I was trying to understand the reg and ranges fields in the following dts and tried to find the resemblance with already explained literature like PCI_Address_Translation and pcie device tree 'ranges' property explanation, but the number of cells are different i.e. six vs seven. How can I interpret these fields?
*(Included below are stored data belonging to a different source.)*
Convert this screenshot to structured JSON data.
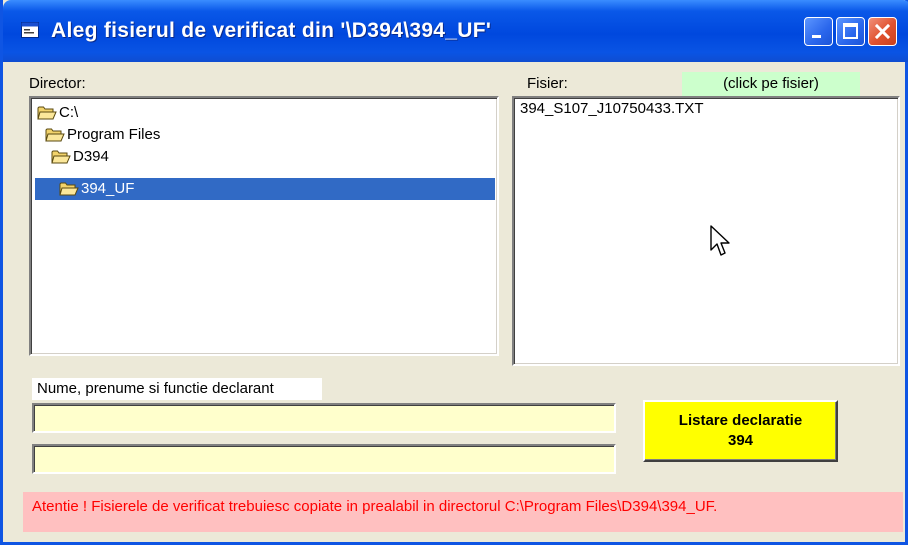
{
  "window": {
    "title": "Aleg fisierul de verificat din '\\D394\\394_UF'",
    "controls": [
      "minimize-icon",
      "maximize-icon",
      "close-icon"
    ]
  },
  "director": {
    "label": "Director:",
    "items": [
      {
        "label": "C:\\",
        "icon": "folder-open-icon",
        "selected": false
      },
      {
        "label": "Program Files",
        "icon": "folder-open-icon",
        "selected": false
      },
      {
        "label": "D394",
        "icon": "folder-open-icon",
        "selected": false
      },
      {
        "label": "394_UF",
        "icon": "folder-open-icon",
        "selected": true
      }
    ]
  },
  "fisier": {
    "label": "Fisier:",
    "hint": "(click pe fisier)",
    "items": [
      "394_S107_J10750433.TXT"
    ]
  },
  "declarant": {
    "label": "Nume, prenume si functie declarant",
    "field1_value": "",
    "field2_value": ""
  },
  "listare_button": {
    "line1": "Listare declaratie",
    "line2": "394"
  },
  "warning_text": "Atentie ! Fisierele de verificat trebuiesc copiate in prealabil in directorul C:\\Program Files\\D394\\394_UF.",
  "colors": {
    "titlebar": "#0a54e4",
    "selection": "#316ac5",
    "hint_bg": "#ccffcc",
    "input_bg": "#ffffcc",
    "button_bg": "#ffff00",
    "warning_bg": "#ffc0c0",
    "warning_text": "#ff0000"
  }
}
Here is the dts file:

        pcie: pcie@fd0e0000 {
        compatible = "xlnx,nwl-pcie-2.11";
        status = "disabled";
        #address-cells = <3>;
        #size-cells = <2>;
        #interrupt-cells = <1>;
        device_type = "pci";
        interrupt-parent = <&gic>;
        interrupts = <0 118 4>,
                 <0 117 4>,
                 <0 116 4>,
                 <0 115 4>, /* MSI_1 [63...32] */
                 <0 114 4>; /* MSI_0 [31...0] */
        interrupt-names = "misc", "dummy", "intx",
                  "msi1", "msi0";
        msi-parent = <&pcie>;
        reg = <0x0 0xfd0e0000 0x0 0x1000>,
              <0x0 0xfd480000 0x0 0x1000>,
              <0x80 0x00000000 0x0 0x1000000>;
        reg-names = "breg", "pcireg", "cfg";
        ranges = <0x02000000 0x00000000 0xe0000000 0x00000000 0xe0000000 0x00000000 0x10000000  /* non-prefetchable memory */
              0x43000000 0x00000006 0x00000000 0x00000006 0x00000000 0x00000002 0x00000000>;/* prefetchable memory */
        bus-range = <0x00 0xff>;
        interrupt-map-mask = <0x0 0x0 0x0 0x7>;
        interrupt-map = <0x0 0x0 0x0 0x1 &pcie_intc 0x1>,
                <0x0 0x0 0x0 0x2 &pcie_intc 0x2>,
                <0x0 0x0 0x0 0x3 &pcie_intc 0x3>,
                <0x0 0x0 0x0 0x4 &pcie_intc 0x4>;
        power-domains = <&pd_pcie>;
        pcie_intc: legacy-interrupt-controller {
            #address-cells = <0>;
            #interrupt-cells = <1>;
asked on Stack Overflow Apr 28, 2020 by Techie Fort

1 Answer


Here is the boilerplate comment that is missing from your file:

 * EEEEEEEEEE address properties encoded
 * p          PCI address upper 32 bits
 * PPPPPPPPPP PCI address lower 32 bits
 * ccc        CPU address upper 32 bits
 * CCCCCCCCCC CPU address lower 32 bits
 * s          range size upper 32 bits
 * SSSSSSSSSS range size lower 32 bits

Why 6 vs 7? Some PCI controllers only support 32 bits addresses. Same goes for CPU addresses. So for them having an additional field for "PCI address upper 32 bits" makes no sense. Refer to your system documentation to determine how wide your PCI controller is and how wide your address translation unit is (how many nibbles in the upper addresses are usable).

The "address properties encoded" is often just a magic number to tell the driver the type of range you are configuring.